Fue portada en el New York Times Magazine el 15 de agosto de 1993. Y como te imaginarás, no pasó desapercibida, no fue una más. El prestigioso periódico recibió un inusual número de cartas al director. Fue impactante. Hubo un gran revuelo, los amantes de la polémica afilaron sus colmillos…
¿Si los senos desnudos eran censurados, por qué la fotografía de una mastectomía no lo era?
La imagen es provocativa, inspiradora, chocante, valiente, incómoda, admirable, ofensiva para algunos…
Matuschka posa mirando hacia una ventana, con un vestido blanco cuyo escote asimétrico descubre la mutilación sufrida.

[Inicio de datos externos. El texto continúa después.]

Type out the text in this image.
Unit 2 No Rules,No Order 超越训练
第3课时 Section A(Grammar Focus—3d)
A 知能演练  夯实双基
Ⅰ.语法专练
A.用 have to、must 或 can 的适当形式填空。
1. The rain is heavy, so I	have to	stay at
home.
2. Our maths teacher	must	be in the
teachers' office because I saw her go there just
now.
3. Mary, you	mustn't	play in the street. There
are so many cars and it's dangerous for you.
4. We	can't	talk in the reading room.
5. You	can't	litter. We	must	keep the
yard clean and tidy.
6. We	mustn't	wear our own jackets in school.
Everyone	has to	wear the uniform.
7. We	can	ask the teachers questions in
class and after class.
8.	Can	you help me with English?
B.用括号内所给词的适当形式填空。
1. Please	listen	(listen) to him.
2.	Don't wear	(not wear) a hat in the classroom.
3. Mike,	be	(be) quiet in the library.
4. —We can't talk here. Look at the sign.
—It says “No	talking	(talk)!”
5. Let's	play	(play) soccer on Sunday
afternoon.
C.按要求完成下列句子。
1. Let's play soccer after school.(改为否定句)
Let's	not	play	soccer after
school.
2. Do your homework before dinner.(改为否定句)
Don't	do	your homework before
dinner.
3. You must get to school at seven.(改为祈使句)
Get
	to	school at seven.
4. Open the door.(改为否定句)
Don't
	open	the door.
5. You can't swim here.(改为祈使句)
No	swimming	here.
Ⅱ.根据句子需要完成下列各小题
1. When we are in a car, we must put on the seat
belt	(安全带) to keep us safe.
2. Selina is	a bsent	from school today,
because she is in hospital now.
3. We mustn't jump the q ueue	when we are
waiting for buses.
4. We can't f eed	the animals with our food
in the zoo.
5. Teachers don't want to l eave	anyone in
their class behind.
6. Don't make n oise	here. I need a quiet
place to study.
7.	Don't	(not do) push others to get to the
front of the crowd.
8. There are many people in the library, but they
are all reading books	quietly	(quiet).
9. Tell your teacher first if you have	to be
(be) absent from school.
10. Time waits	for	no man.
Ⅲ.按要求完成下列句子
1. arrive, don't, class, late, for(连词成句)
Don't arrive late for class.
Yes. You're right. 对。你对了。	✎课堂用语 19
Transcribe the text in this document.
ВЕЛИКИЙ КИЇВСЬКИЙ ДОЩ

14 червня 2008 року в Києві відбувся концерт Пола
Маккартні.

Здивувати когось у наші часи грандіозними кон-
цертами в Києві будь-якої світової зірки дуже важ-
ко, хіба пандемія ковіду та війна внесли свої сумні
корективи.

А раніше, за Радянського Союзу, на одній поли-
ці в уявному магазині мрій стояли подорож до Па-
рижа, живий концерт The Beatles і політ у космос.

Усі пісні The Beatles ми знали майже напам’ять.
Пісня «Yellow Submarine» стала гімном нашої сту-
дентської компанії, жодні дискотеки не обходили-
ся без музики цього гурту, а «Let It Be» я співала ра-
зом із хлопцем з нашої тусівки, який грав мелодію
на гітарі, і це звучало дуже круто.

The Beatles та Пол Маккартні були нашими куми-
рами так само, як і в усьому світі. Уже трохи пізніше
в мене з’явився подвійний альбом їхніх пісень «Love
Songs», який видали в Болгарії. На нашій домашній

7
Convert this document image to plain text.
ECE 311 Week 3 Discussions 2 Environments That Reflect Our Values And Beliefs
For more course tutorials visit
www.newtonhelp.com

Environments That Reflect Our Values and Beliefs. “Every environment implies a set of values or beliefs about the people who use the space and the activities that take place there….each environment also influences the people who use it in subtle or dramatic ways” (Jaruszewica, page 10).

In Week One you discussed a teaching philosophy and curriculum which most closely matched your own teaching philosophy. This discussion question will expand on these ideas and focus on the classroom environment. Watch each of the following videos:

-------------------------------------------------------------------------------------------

Mostrándose desnuda, pero sin darle importancia a las miradas que sabe, se posan en sus cicatrices. Maquillada, queriéndose, y esperando que el mundo la quiera tal y como es.
Toca un tema tabú, del que apenas se habla aún hoy en día. Muestra vulnerabilidad, y a la vez, la belleza de una mujer fuerte, ofrece esperanza, aliento y apoyo a muchas mujeres que padecen sus mismos injustos temores. No hace falta ocultarse, no hace falta recurrir a las prótesis…
A los 13 años, Matuschka recibió el primer golpe de la vida. Su madre murió. No superó el cáncer de mama que le habían diagnosticado.
Años más tarde, fue ella quien tuvo que pasar por el mismo trance. Esta vez sabía lo que se jugaba. Tenía cáncer de mama, pero no iba a rendirse. El doctor tomó una decisión y ella asintió. Haré lo que sea, pero quiero vivir. Había que extirparle el seno, y por supuesto, se lo extirparon. Después se enteró que el procedimiento quirúrgico pudo haberse evitado…
Demostró su fuerte carácter. Se volvió una activista muy importante y su trabajo se reorientó, quería fotografiar a las víctimas del cáncer de mama. Y qué mejor forma de empezar…
La foto se titula “Beauty Out of Damage”, belleza libre de daño. Fue nominada a los premios Pulitzer.
La fotografía es una protesta, un grito. En un mundo donde las mujeres sobresalen por el tamaño de sus pechos, logró que los indiferentes ciudadanos conocieran los estragos que causa el cáncer.
Según Carol Spiro, el presidente canadiense de Acción Contra el Cáncer de Mama, Matuschka “Hizo más por el cáncer de mama, que nadie en los últimos 25 años”.
No añado nada más. En el año 2003, la revista “Life” la eligió como una de las 100 fotografías que cambiaron el mundo.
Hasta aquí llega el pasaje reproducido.